Some Ontario abortion clinics have bubble zones already, laid on by court injunctions against ferocious anti-abortion protests in the early 1990s. They only cover clinics that were open then, though — and Ottawa’s wasn’t. Naqvi’s law will make the zones automatic wherever an abortion clinic happens to be, and wherever abortion providers happen to live.
“I know some people will not agree with our approach, but that cannot and will not diminish our resolve,” he said. “Because I believe that policies like this are more important now than ever. In an increasingly polarized society, it is critical that we protect a woman’s right to choose.”
Indeed, anti-abortion group We Need a Law answered with a complaint that the restrictions Naqvi plans will be unconstitutional. Abortion isn’t a right, researcher Anna Nienhuis said. Governments could restrict it. Unlike free expression, which is a constitutional right.
“I find it ignorant for the attorney general of Ontario to suggest that abortion is a right. He should know better, and he has definitely crossed a line by suggesting that this fabricated right can undermine fundamental freedoms,” she argued.
On the flip side, Action Canada for Sexual Health and Rights, an Ottawa-based pro-choice group descended from the Canadian Abortion Rights Action League that fought for legal abortion in the first place, is thrilled.
“Supporting reproductive rights requires governments to recognize the intersecting barriers individuals face when trying to access health care,” executive director Sandeep Prasad said. “There is ample evidence that anti-choice harassment and intimidation is a huge problem throughout the country and that access-zone legislation works to protect patients, practitioners and their staff.”
The Liberals shouldn’t expect too much trouble getting the legislation through, even in the supercrowded schedule they’ve given themselves in the lead-up to the next election. Progressive Conservative leader Patrick Brown fired out a supportive statement before Naqvi had even spoken.
“Let me be very clear: I am pro-choice. That includes protecting women exercising their rights from intimidation or harassment,” the statement says.

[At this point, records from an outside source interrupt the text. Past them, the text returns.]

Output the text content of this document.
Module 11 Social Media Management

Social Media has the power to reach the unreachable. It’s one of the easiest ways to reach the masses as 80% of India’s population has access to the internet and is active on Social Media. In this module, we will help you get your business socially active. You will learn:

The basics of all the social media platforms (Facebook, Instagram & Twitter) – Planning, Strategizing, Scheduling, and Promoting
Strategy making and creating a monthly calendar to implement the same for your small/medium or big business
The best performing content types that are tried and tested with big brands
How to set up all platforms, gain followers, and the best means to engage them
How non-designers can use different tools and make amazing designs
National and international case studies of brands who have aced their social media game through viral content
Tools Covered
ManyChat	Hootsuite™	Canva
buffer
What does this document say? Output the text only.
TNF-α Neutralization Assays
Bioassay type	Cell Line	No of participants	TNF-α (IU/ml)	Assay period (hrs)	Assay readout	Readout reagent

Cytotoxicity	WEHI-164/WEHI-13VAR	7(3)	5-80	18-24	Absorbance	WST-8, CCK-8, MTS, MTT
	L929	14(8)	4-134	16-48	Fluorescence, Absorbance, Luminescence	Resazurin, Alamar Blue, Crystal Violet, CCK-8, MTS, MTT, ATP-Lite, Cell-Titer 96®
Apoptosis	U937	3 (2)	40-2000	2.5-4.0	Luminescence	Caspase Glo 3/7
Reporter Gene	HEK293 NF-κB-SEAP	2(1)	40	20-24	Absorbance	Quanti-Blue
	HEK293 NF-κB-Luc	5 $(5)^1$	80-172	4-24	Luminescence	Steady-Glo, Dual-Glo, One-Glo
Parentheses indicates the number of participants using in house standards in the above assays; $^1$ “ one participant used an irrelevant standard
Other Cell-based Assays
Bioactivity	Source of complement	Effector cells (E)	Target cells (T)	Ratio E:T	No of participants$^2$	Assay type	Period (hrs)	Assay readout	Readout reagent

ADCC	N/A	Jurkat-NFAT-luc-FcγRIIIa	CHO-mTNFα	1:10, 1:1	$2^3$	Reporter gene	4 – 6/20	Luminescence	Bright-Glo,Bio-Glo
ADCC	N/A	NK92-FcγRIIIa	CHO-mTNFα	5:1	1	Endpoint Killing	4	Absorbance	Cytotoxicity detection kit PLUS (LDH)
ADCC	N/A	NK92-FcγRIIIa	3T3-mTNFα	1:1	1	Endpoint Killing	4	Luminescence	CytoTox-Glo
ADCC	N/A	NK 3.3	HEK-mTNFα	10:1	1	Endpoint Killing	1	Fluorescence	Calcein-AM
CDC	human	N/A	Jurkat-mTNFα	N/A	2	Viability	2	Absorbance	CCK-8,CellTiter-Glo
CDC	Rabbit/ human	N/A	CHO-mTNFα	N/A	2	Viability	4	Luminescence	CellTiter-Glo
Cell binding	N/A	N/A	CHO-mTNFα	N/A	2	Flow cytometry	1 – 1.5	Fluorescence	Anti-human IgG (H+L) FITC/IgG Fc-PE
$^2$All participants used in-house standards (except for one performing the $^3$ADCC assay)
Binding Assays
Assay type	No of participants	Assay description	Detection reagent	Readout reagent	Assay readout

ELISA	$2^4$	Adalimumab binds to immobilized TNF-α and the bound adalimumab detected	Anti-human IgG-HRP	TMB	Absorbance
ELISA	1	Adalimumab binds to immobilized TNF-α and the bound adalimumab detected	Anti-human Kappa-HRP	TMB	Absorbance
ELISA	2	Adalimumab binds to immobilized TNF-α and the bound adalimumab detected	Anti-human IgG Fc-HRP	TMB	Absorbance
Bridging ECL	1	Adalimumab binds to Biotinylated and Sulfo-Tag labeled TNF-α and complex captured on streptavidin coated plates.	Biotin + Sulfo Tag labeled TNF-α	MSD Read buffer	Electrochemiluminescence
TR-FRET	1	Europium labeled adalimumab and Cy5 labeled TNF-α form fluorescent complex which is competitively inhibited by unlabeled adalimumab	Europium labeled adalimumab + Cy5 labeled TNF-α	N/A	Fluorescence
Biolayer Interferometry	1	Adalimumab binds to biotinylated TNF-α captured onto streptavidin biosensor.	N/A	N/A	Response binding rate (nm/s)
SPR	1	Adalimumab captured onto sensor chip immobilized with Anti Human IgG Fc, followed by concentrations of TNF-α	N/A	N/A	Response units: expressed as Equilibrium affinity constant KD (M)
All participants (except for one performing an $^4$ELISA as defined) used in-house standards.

Brown, who had a sterling anti-abortion voting record as a federal Conservative member of Parliament, accused the Liberals of trying to bait him into talking about social issues instead of “creating good jobs, relief for beleaguered middle-class families, and closing the door on waste and corruption.”
Only Premier Kathleen Wynne wants a divisive argument about abortion, Brown said.

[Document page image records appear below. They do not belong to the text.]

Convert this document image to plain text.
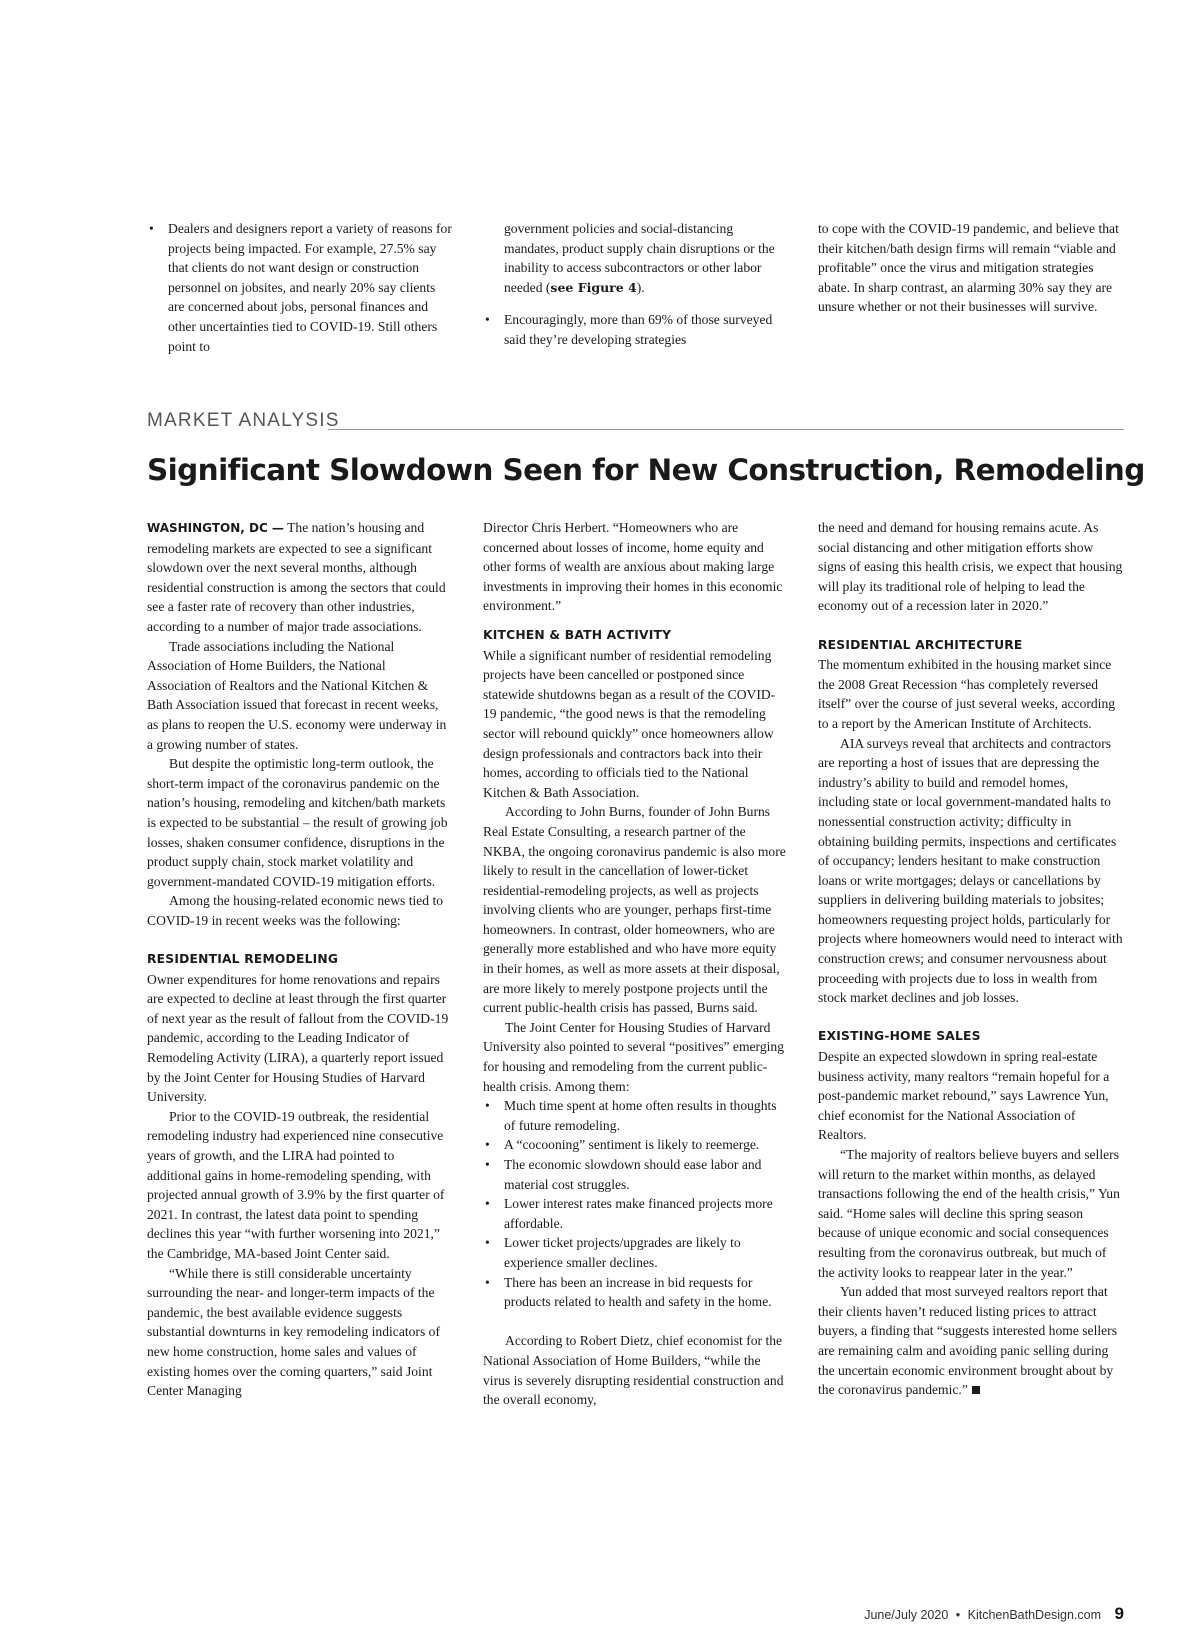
• Dealers and designers report a variety of reasons for projects being impacted. For example, 27.5% say that clients do not want design or construction personnel on jobsites, and nearly 20% say clients are concerned about jobs, personal finances and other uncertainties tied to COVID-19. Still others point to
government policies and social-distancing mandates, product supply chain disruptions or the inability to access subcontractors or other labor needed (see Figure 4).
• Encouragingly, more than 69% of those surveyed said they’re developing strategies

to cope with the COVID-19 pandemic, and believe that their kitchen/bath design firms will remain “viable and profitable” once the virus and mitigation strategies abate. In sharp contrast, an alarming 30% say they are unsure whether or not their businesses will survive.

MARKET ANALYSIS
Significant Slowdown Seen for New Construction, Remodeling

WASHINGTON, DC — The nation’s housing and remodeling markets are expected to see a significant slowdown over the next several months, although residential construction is among the sectors that could see a faster rate of recovery than other industries, according to a number of major trade associations.

Trade associations including the National Association of Home Builders, the National Association of Realtors and the National Kitchen & Bath Association issued that forecast in recent weeks, as plans to reopen the U.S. economy were underway in a growing number of states.

But despite the optimistic long-term outlook, the short-term impact of the coronavirus pandemic on the nation’s housing, remodeling and kitchen/bath markets is expected to be substantial – the result of growing job losses, shaken consumer confidence, disruptions in the product supply chain, stock market volatility and government-mandated COVID-19 mitigation efforts.

Among the housing-related economic news tied to COVID-19 in recent weeks was the following:

RESIDENTIAL REMODELING

Owner expenditures for home renovations and repairs are expected to decline at least through the first quarter of next year as the result of fallout from the COVID-19 pandemic, according to the Leading Indicator of Remodeling Activity (LIRA), a quarterly report issued by the Joint Center for Housing Studies of Harvard University.

Prior to the COVID-19 outbreak, the residential remodeling industry had experienced nine consecutive years of growth, and the LIRA had pointed to additional gains in home-remodeling spending, with projected annual growth of 3.9% by the first quarter of 2021. In contrast, the latest data point to spending declines this year “with further worsening into 2021,” the Cambridge, MA-based Joint Center said.

“While there is still considerable uncertainty surrounding the near- and longer-term impacts of the pandemic, the best available evidence suggests substantial downturns in key remodeling indicators of new home construction, home sales and values of existing homes over the coming quarters,” said Joint Center Managing

Director Chris Herbert. “Homeowners who are concerned about losses of income, home equity and other forms of wealth are anxious about making large investments in improving their homes in this economic environment.”

KITCHEN & BATH ACTIVITY

While a significant number of residential remodeling projects have been cancelled or postponed since statewide shutdowns began as a result of the COVID-19 pandemic, “the good news is that the remodeling sector will rebound quickly” once homeowners allow design professionals and contractors back into their homes, according to officials tied to the National Kitchen & Bath Association.

According to John Burns, founder of John Burns Real Estate Consulting, a research partner of the NKBA, the ongoing coronavirus pandemic is also more likely to result in the cancellation of lower-ticket residential-remodeling projects, as well as projects involving clients who are younger, perhaps first-time homeowners. In contrast, older homeowners, who are generally more established and who have more equity in their homes, as well as more assets at their disposal, are more likely to merely postpone projects until the current public-health crisis has passed, Burns said.

The Joint Center for Housing Studies of Harvard University also pointed to several “positives” emerging for housing and remodeling from the current public-health crisis. Among them:

• Much time spent at home often results in thoughts of future remodeling.
• A “cocooning” sentiment is likely to reemerge.
• The economic slowdown should ease labor and material cost struggles.
• Lower interest rates make financed projects more affordable.
• Lower ticket projects/upgrades are likely to experience smaller declines.
• There has been an increase in bid requests for products related to health and safety in the home.

According to Robert Dietz, chief economist for the National Association of Home Builders, “while the virus is severely disrupting residential construction and the overall economy,

the need and demand for housing remains acute. As social distancing and other mitigation efforts show signs of easing this health crisis, we expect that housing will play its traditional role of helping to lead the economy out of a recession later in 2020.”

RESIDENTIAL ARCHITECTURE

The momentum exhibited in the housing market since the 2008 Great Recession “has completely reversed itself” over the course of just several weeks, according to a report by the American Institute of Architects.

AIA surveys reveal that architects and contractors are reporting a host of issues that are depressing the industry’s ability to build and remodel homes, including state or local government-mandated halts to nonessential construction activity; difficulty in obtaining building permits, inspections and certificates of occupancy; lenders hesitant to make construction loans or write mortgages; delays or cancellations by suppliers in delivering building materials to jobsites; homeowners requesting project holds, particularly for projects where homeowners would need to interact with construction crews; and consumer nervousness about proceeding with projects due to loss in wealth from stock market declines and job losses.

EXISTING-HOME SALES

Despite an expected slowdown in spring real-estate business activity, many realtors “remain hopeful for a post-pandemic market rebound,” says Lawrence Yun, chief economist for the National Association of Realtors.

“The majority of realtors believe buyers and sellers will return to the market within months, as delayed transactions following the end of the health crisis,” Yun said. “Home sales will decline this spring season because of unique economic and social consequences resulting from the coronavirus outbreak, but much of the activity looks to reappear later in the year.”

Yun added that most surveyed realtors report that their clients haven’t reduced listing prices to attract buyers, a finding that “suggests interested home sellers are remaining calm and avoiding panic selling during the uncertain economic environment brought about by the coronavirus pandemic.”

June/July 2020 • KitchenBathDesign.com 9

It’s probably a bit of both. No doubt the Liberals would be happy to talk about abortion rights instead of, say, electricity prices. Such things are a much bigger problem for the Tories’ fractious coalition of Bay Street types, libertarians and social conservatives than they are for either the Liberals or New Democrats. But the complaints from Ottawa’s Morgentaler Clinic went on for weeks before Naqvi promised to do anything — his staff initially pooh-poohed the notion that a new law was needed, in fact.
Wednesday, Naqvi seemed on the verge of tears as he told the story of the woman who was spat on as she went to the clinic.

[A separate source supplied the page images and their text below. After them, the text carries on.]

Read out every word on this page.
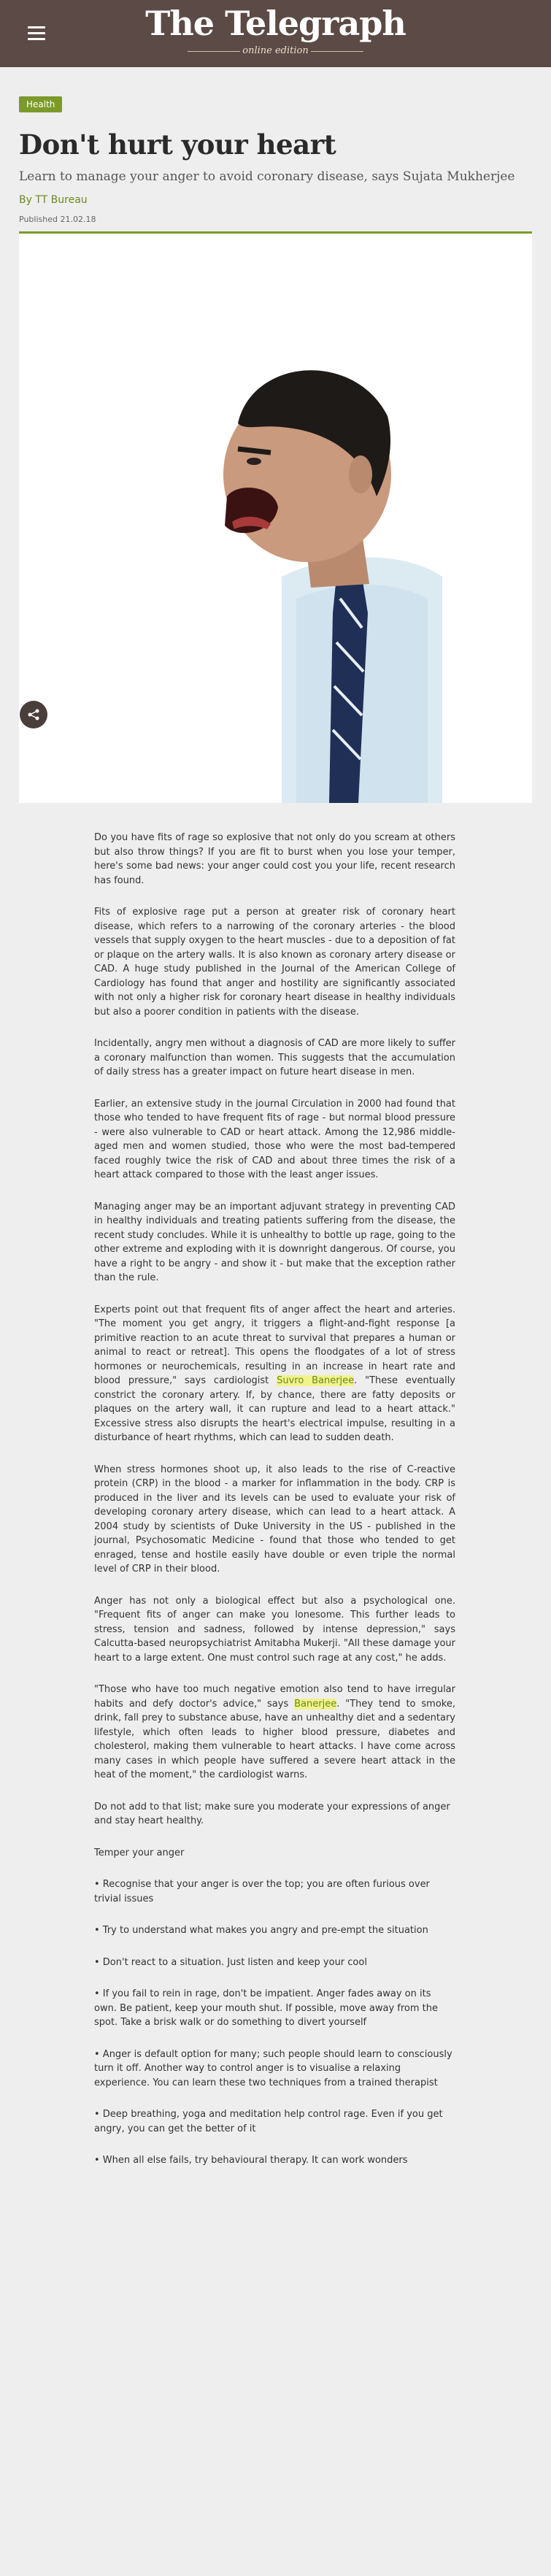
The Telegraph
online edition
Health
Don't hurt your heart
Learn to manage your anger to avoid coronary disease, says Sujata Mukherjee
By TT Bureau
Published 21.02.18

Do you have fits of rage so explosive that not only do you scream at others but also throw things? If you are fit to burst when you lose your temper, here's some bad news: your anger could cost you your life, recent research has found.

Fits of explosive rage put a person at greater risk of coronary heart disease, which refers to a narrowing of the coronary arteries - the blood vessels that supply oxygen to the heart muscles - due to a deposition of fat or plaque on the artery walls. It is also known as coronary artery disease or CAD. A huge study published in the Journal of the American College of Cardiology has found that anger and hostility are significantly associated with not only a higher risk for coronary heart disease in healthy individuals but also a poorer condition in patients with the disease.

Incidentally, angry men without a diagnosis of CAD are more likely to suffer a coronary malfunction than women. This suggests that the accumulation of daily stress has a greater impact on future heart disease in men.

Earlier, an extensive study in the journal Circulation in 2000 had found that those who tended to have frequent fits of rage - but normal blood pressure - were also vulnerable to CAD or heart attack. Among the 12,986 middle-aged men and women studied, those who were the most bad-tempered faced roughly twice the risk of CAD and about three times the risk of a heart attack compared to those with the least anger issues.

Managing anger may be an important adjuvant strategy in preventing CAD in healthy individuals and treating patients suffering from the disease, the recent study concludes. While it is unhealthy to bottle up rage, going to the other extreme and exploding with it is downright dangerous. Of course, you have a right to be angry - and show it - but make that the exception rather than the rule.

Experts point out that frequent fits of anger affect the heart and arteries. "The moment you get angry, it triggers a flight-and-fight response [a primitive reaction to an acute threat to survival that prepares a human or animal to react or retreat]. This opens the floodgates of a lot of stress hormones or neurochemicals, resulting in an increase in heart rate and blood pressure," says cardiologist Suvro Banerjee. "These eventually constrict the coronary artery. If, by chance, there are fatty deposits or plaques on the artery wall, it can rupture and lead to a heart attack." Excessive stress also disrupts the heart's electrical impulse, resulting in a disturbance of heart rhythms, which can lead to sudden death.

When stress hormones shoot up, it also leads to the rise of C-reactive protein (CRP) in the blood - a marker for inflammation in the body. CRP is produced in the liver and its levels can be used to evaluate your risk of developing coronary artery disease, which can lead to a heart attack. A 2004 study by scientists of Duke University in the US - published in the journal, Psychosomatic Medicine - found that those who tended to get enraged, tense and hostile easily have double or even triple the normal level of CRP in their blood.

Anger has not only a biological effect but also a psychological one. "Frequent fits of anger can make you lonesome. This further leads to stress, tension and sadness, followed by intense depression," says Calcutta-based neuropsychiatrist Amitabha Mukerji. "All these damage your heart to a large extent. One must control such rage at any cost," he adds.

"Those who have too much negative emotion also tend to have irregular habits and defy doctor's advice," says Banerjee. "They tend to smoke, drink, fall prey to substance abuse, have an unhealthy diet and a sedentary lifestyle, which often leads to higher blood pressure, diabetes and cholesterol, making them vulnerable to heart attacks. I have come across many cases in which people have suffered a severe heart attack in the heat of the moment," the cardiologist warns.

Do not add to that list; make sure you moderate your expressions of anger and stay heart healthy.

Temper your anger

• Recognise that your anger is over the top; you are often furious over trivial issues

• Try to understand what makes you angry and pre-empt the situation

• Don't react to a situation. Just listen and keep your cool

• If you fail to rein in rage, don't be impatient. Anger fades away on its own. Be patient, keep your mouth shut. If possible, move away from the spot. Take a brisk walk or do something to divert yourself

• Anger is default option for many; such people should learn to consciously turn it off. Another way to control anger is to visualise a relaxing experience. You can learn these two techniques from a trained therapist

• Deep breathing, yoga and meditation help control rage. Even if you get angry, you can get the better of it

• When all else fails, try behavioural therapy. It can work wonders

“As soon as I learned, in my own community that a woman was spat on for just simply going to get health-care service,” he began, and then paused. “Action was needed. And we worked as hard as we could to get this legislation here …
“That is our No. 1 job, is to protect people. To protect people’s rights. That’s my No. 1 job as the attorney general, and there’s nothing more important to my colleague and I,” he said, indicating Naidoo-Harris next to him, “to our premier and our government, (than) to protect women’s right to choose.”
And yet Naqvi couldn’t resist a counterpunch to Brown’s line that the Liberals want a divisive abortion debate, when a reporter put it to him.
“Let me be very clear. Ensuring women’s safety is not a divisive issue,” he said. “It may be a divisive issue in the conservative caucus, but you can ask any of these advocates, that unfortunately women are being harassed, are being intimidated, are being threatened, just to exercise their right to access health-care services.”